Summary

This post shows a simple, minimal example of using the R language with Apache Hive data warehouse.

Introduction

Hive supports user defined aggregation functions (UDAF’s) through custom programs that process stdin and stdout. Hive sends each row of a table to the program via stdin. The program may process the stream any way it wants. Then the program writes lines representing rows to stdout. Hive puts those lines together as a table in the database. The model is flexible, so the program can write as many or as few rows as it wants.

The CLUSTER BY part of the SQL below means that the stream Hive sends to stdin will first be sorted based on the value of a column. This means each unique value of that column will be processed by just one R script, so we can process the entire group at a time. Processing large groups, ie. 1000’s of rows at one time lets us write more efficient R code versus processing one row at a time. A follow up post explains this idea further.

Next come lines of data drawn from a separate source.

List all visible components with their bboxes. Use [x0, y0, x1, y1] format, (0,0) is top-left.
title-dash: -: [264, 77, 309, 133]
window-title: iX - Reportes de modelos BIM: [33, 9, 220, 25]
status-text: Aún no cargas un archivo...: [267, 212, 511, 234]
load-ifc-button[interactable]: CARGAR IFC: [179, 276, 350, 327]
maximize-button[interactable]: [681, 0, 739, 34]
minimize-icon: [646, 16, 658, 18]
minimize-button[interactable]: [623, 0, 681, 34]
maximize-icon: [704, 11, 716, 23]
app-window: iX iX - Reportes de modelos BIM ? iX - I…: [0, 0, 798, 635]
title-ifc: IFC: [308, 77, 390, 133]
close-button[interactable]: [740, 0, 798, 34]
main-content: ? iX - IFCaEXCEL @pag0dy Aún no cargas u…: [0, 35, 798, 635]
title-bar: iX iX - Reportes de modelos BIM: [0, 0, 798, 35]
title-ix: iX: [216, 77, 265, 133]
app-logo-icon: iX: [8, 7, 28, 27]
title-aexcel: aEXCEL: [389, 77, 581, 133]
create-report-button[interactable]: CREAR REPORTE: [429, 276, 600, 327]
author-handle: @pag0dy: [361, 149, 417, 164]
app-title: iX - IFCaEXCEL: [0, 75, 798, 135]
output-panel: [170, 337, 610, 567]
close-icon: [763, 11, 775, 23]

To run the code in this post, load up the u_data table of movie rankings following the Hive documentation.

Goal

I’m going to do the SQL equivalent of:

SELECT userid, COUNT(*) as n
FROM u_data
GROUP BY userid
;

It’s nice to first try something that SQL can do, because then we can verify the answer. Of course the whole point of using R or any other program is to go beyond what SQL can do.

R script

The following R script essentially duplicates R’s table() function included with the base package. I wrote it in this way to emphasize the split and apply operations.

Here’s the udaf.R file:

#!/usr/bin/env Rscript

# NOT stdin() - that's different ;)
infile = file("stdin")

tbl = read.table(infile)
s = split(tbl, tbl[, 1])

ans = lapply(s, function(ss){
    data.frame(ss[1, 1], nrow(ss))
})

ans = do.call(rbind, ans)

write.table(ans, stdout(), sep = "\t"
            , col.names = FALSE, row.names = FALSE)

This script loads everything from stdin straight into memory. It does not stream. This approach will fail for large enough data. It fails because each individual R process may not be able to hold the subsets in memory. Please see the follow up post to see how to do this properly using streams in R.

Development

Before running it in Hive it’s a good idea to make sure the R script runs locally. Test it on the actual data by downloading a small part of it from Hive or HDFS. Then if the file is called little.txt you can run it on the command line:

$ cat little.txt | Rscript udaf.R

If you see the table you expected printed to stdout then it worked. Be happy. You can now run the udaf.sql script, comparing the results to the initial query:

-- udaf.sql
DROP TABLE udaf
;

CREATE TABLE udaf (
  userid INT,
  count INT)
ROW FORMAT DELIMITED
FIELDS TERMINATED BY '\t'
;

add FILE udaf.R
;

INSERT OVERWRITE TABLE udaf
SELECT
TRANSFORM (userid)
USING "Rscript udaf.R"
AS (userid, count)
FROM (
    SELECT userid
    FROM u_data 
    CLUSTER BY userid
) AS tmp
;

SELECT *
FROM udaf
ORDER BY count DESC
LIMIT 10
;

Debugging

If you don’t have R installed on all the Hadoop worker nodes then you’ll see an error like this:

Caused by: java.io.IOException: Cannot run program "Rscript": error=2, No
such file or directory

The solution is simple; just install R on the worker nodes.

Scripts will fail. After unintentionally writing a few with bugs I wrote a few very minimal scripts where I purposely injected bugs in various locations and then reviewed the logs. Somewhere in the 1000’s of lines of boilerplate you may find the root cause.

When the R script fails we need to look at the traceback so we can learn something about why it failed. A couple blog post tutorials catch the error in the script and write the traceback into the table. This technique works with R, but mixes data with error logs. The system already logs stderr, so we just need to find where to read those logs. Moreover, we can write to stderr for logging purposes in a regular script that doesn’t fail:

# Helpful when grepping through the logs
writeLines("\n\n\nBEGIN R SCRIPT", stderr())

When I run the hive query I see a line like this indicating the YARN application ID:

Status: Running (Executing on YARN cluster with App id application_1480440170646_0140)

We can used this ID to inspect the logs:

$ yarn logs -applicationId application_1480440170646_0140 -log_files stderr | less

Conclusion

The internet has a few examples of how to apply UDAF’s with Python, and this inspired me to try the same thing with R. R works well for this because a data frame is basically the same thing as a table.